Sylvain se suicide au tournant des années 2000, à 29 ans. Il laisse derrière lui une femme, un fils – 8 ans –, un père, une mère et une maîtresse qui vont s’exprime dans ces presque 600 pages qui passent pourtant comme une lettre à la poste.

Marie Laberge propose au lecteur une quête lente et savoureuse non pas de Sylvain, le pendu, dont on ne saura finalement jamais rien en dehors du fait qu’il n’était à sa place nulle part et qu’il a choisi la seule solution possible pour lui : sa propre disparition. Ce vide laisse la porte ouverte à l’expression intime de chacun des personnages : la veuve, Mélanie-Lyne, qui se raccroche à son fils Stéphane et dont la plus grande hantise serait qu’il fasse la même chose et organise donc le plus grand secret autour des circonstances de la mort de Sylvain, la mère de Sylvain, Muguette, qui perd ce qui lui restait de raison si tant est qu’elle en fût pourvue, le père de Sylvain, Vincent, qui se découvre une âme humaniste sur le tard et vient en aide à sa belle-fille, à son petit-fils, à sa femme, et Charlène, la maîtresse, barmaid, qui va créer le fil tendu entre tous ces personnages et notamment Stéphane et Vincent qui vont croiser sa route pour des raisons différentes.

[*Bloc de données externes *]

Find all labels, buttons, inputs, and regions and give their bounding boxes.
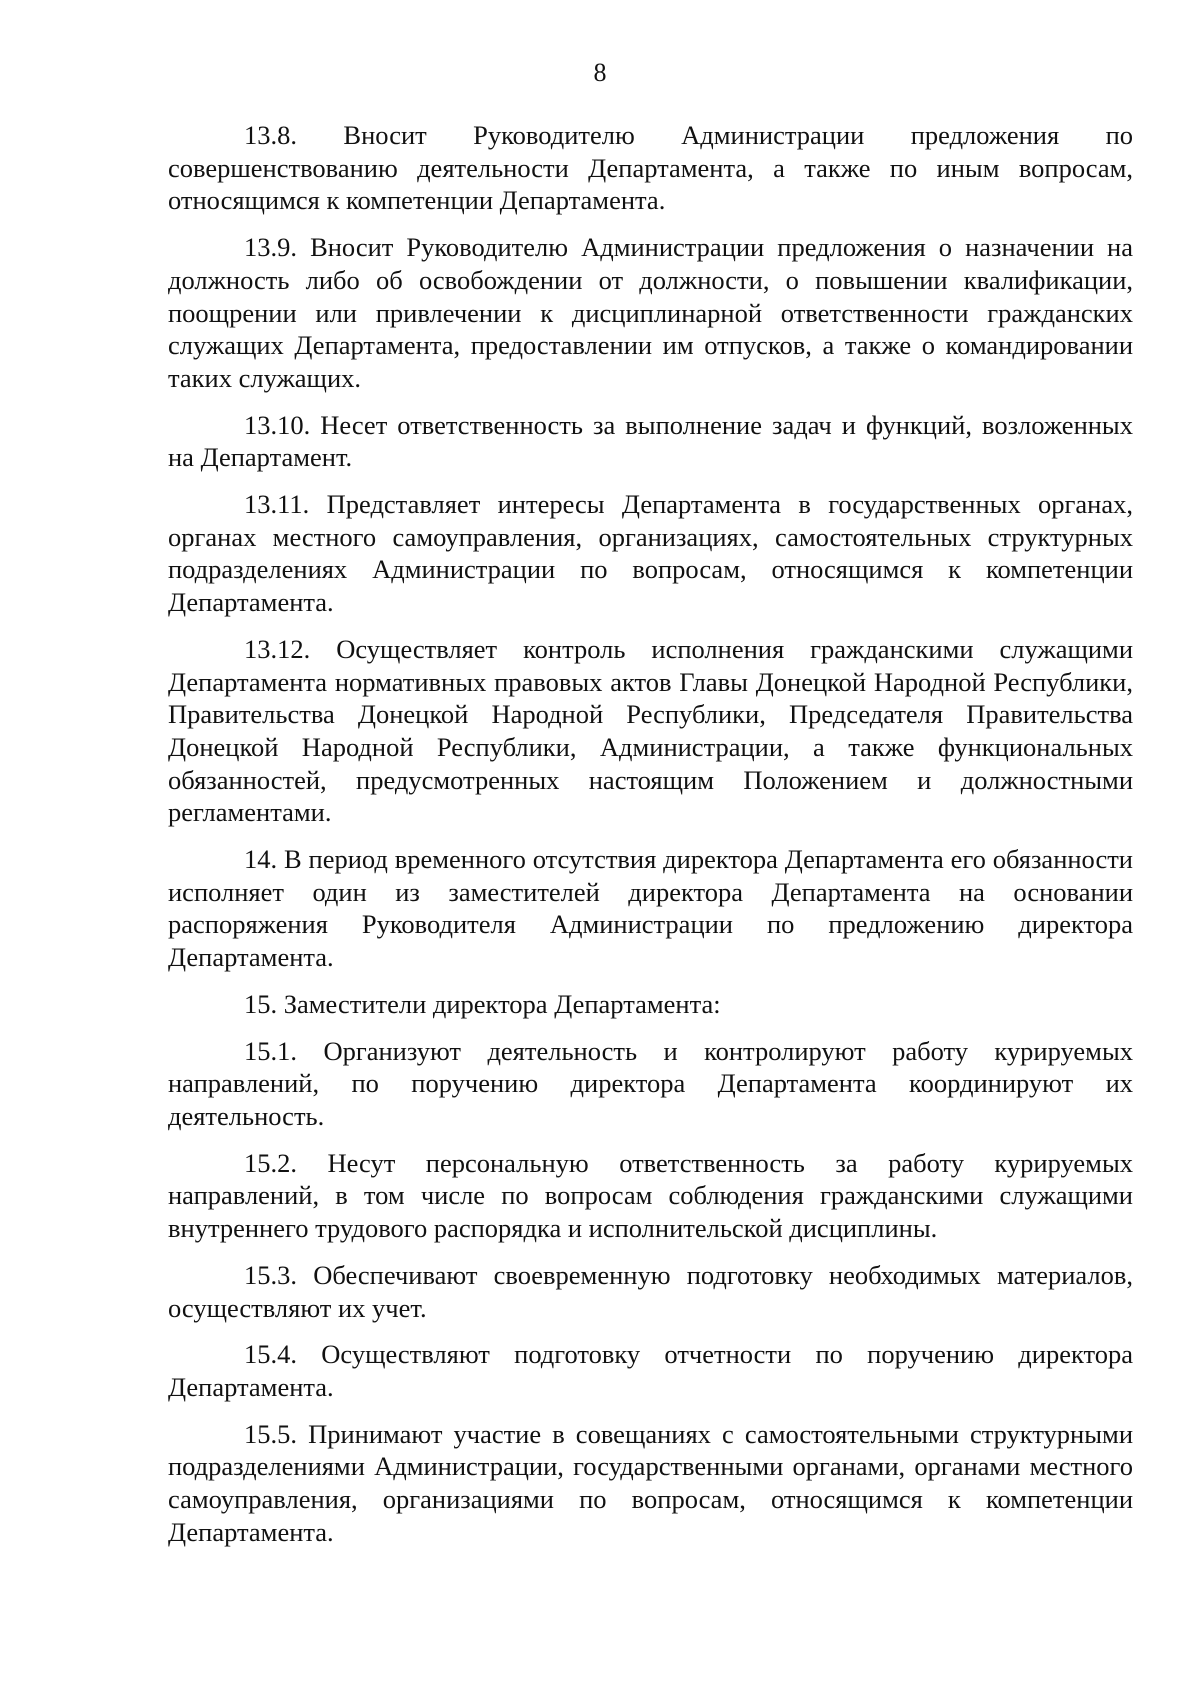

Marie Laberge décortique les sentiments de chaque protagoniste en prenant le soin de les développer sans être ni répétitive ni roborative. On prend donc le temps de s’attacher plus ou moins aux personnages, chacun ayant ses bons et ses mauvais côtés, nul n’étant à l’abri de petites faiblesses qui ne font que faire ressortir leurs côtés profondément humain. Il y a vraiment cette idée tout au long du livre que la mort de Sylvain, personnage fantomatique et pourtant point de départ du récit, permet aux différents protagonistes de prendre le recul nécessaire par rapport à eux-mêmes plus que par rapport au geste de Sylvain, inexpliqué et inexplicable : l’événement tragique qui n’a pour rôle que celui de déclencheur est celui qui pousse ceux qui restent à lancer leurs vies, ou pas…

Ce n’est pas forcément un livre qui laisse des traces indélébiles mais on se prend à prendre un certain plaisir à faire un bout de chemin avec Stéphane, Charlène ou Vincent, les trois personnages principaux, Muguette et Mélanie-Lyne relevant, sans pour autant être inexistantes, de faire-valoir aux premiers cités.

Le démarrage du livre a de quoi laisser perplexe : on se demande où l’auteur veut en venir à juxtaposer les récits de vie de ses personnages. Puis le livre prend toute son ampleur quand elle se décide enfin à se faire se croiser les différents fils de sa pelote narrative. En reliant Charlène, Vincent et Stéphane, elle donne une véritable épaisseur à son histoire qui pouvait rapidement tourner en boucle si elle ne l’avait pas fait.

Et puis Marie Laberge a l’intelligence de laisser la fin suffisamment ouverte pour que le lecteur puisse s’amuser à imaginer la suite de la vie des personnages, leur créer un avenir commun ou pas, heureux ou pas. Marie Laberge offre ses personnages à ses lecteurs, c’est suffisamment altruiste de la part d’un auteur pour le souligner.

Et puis il y a un savant mélange de styles dans ce roman, un peu déroutant au démarrage, il est vrai. Marie Laberge n’écrit pas de la même façon, avec le même niveau de langage pourrait-on dire, quand elle fait parler Mélanie-Lyne et Charlène ou Vincent, par exemple. Il y a dans certains passages une gouaille toute canadienne et l’on se retrouve rapidement à les lire dans sa tête en y mettant l’accent québécois de nos « maudits » cousins ! Sans parler du fait que, tic follement québécois, les personnages parlent de façon très directe et sans complexe ou sans ambages (mais sans vulgarité) de leur sexualité. Ce type de conversations est monnaie courante, me suis-je laissé dire, dans ces contrées outre-atlantique.

Je dois être. Faut-tu avoir besoin pour parler à des morts… remarque que t’es le seul à qui je parle. Les autres sont morts, pis ça finit là. Toi… c’est sûr que t’es mort, mais t’achales, tu reviens, tu restes collé comme si y avait de quoi à rajouter, comme si ça voulait pas finir là. Ça passe pas.